The time to formulate a new model for slavery’s data is now. Here’s why.

Right now, turning information from archival records into data is an extremely labor-intensive task, one done manually, one record at a time.

With the assistance of artificial intelligence, however, OCR will soon be able to do much of this work for us. In some ways, this is a good thing, because more and more information from slavery’s archive will become accessible as searchable data. Indeed, this is is work the Turner-Hines-Franklin Institute is positioned to lead.

In other ways, however, the possibility that we will soon be able to generate data from slavery’s archive all but automatically is cause for concern.

Why?

Because right now, most of slavery’s data can be classified as fitting within one of two models.

The Standard Scholarly Model for Slavery’s Data

The standard scholarly model for slavery’s data provides free, open-access information about enslaved ancestors.
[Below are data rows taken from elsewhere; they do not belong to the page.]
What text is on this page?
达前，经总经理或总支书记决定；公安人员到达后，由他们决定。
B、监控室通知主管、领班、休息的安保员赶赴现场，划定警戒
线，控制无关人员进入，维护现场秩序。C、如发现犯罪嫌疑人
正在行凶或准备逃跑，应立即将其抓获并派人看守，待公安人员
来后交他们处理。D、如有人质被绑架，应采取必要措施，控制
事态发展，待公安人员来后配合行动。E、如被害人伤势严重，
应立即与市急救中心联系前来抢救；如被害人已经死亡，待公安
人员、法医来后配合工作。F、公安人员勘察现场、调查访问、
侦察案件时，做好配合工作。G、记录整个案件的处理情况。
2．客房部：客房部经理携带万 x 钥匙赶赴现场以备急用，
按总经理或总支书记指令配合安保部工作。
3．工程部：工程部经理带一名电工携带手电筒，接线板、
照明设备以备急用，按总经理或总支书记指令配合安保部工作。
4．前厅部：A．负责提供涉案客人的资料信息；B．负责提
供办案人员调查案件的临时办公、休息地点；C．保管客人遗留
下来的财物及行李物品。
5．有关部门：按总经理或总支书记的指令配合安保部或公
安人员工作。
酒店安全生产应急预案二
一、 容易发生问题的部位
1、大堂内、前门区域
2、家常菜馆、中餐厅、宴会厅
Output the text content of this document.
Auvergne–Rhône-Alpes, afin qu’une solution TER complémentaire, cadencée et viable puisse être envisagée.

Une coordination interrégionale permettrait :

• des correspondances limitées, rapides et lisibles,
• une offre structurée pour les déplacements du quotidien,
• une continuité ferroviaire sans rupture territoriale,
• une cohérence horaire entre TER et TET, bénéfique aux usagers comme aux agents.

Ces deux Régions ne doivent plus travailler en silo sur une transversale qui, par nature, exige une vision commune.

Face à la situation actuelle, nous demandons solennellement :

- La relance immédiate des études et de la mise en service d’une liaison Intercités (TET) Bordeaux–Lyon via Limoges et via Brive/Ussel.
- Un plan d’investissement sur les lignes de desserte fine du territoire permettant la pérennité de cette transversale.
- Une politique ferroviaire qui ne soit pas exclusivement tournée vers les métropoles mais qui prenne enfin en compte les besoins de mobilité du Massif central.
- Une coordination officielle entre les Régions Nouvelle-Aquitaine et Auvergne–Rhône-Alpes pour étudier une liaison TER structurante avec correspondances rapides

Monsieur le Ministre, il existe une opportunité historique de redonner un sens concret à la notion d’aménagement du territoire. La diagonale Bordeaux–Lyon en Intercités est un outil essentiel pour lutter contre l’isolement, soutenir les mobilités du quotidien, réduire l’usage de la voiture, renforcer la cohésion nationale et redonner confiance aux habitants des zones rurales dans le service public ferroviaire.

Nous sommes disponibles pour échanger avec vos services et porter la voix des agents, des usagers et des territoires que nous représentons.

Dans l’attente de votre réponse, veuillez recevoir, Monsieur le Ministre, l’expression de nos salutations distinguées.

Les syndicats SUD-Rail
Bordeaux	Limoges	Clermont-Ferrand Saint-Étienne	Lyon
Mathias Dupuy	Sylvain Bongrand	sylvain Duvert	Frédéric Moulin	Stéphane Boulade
However, many projects imagine descendants of enslaved ancestors as merely incidental beneficiaries of scholars’ expertise, not collaborative partners or ethical stakeholders. The standard scholarly model thus fails to recognize and/or repair the violent alienation from kin and community inflicted upon the enslaved by slavery’s original archive.

The Genealogical Megasite Model for Slavery’s Data

By making users pay--in one way or another--to access information about enslaved people, genealogical megasites effectively re-commoditize enslaved ancestors who were, after all, commoditized in life. Ancestry.com, for example, extracts a monetary price, while FamilySearch requires users to pay an in-person visit to a FamilySearch Affiliate Library or official FamilySearch Center (located inside Mormon churches) in order to access many records from slavery.

In sum, unless we come up with a better model now, we are poised—through advancements in artificial intelligence—to funnel multitudes of new data into frameworks with serious ethical, moral, and practical limitations.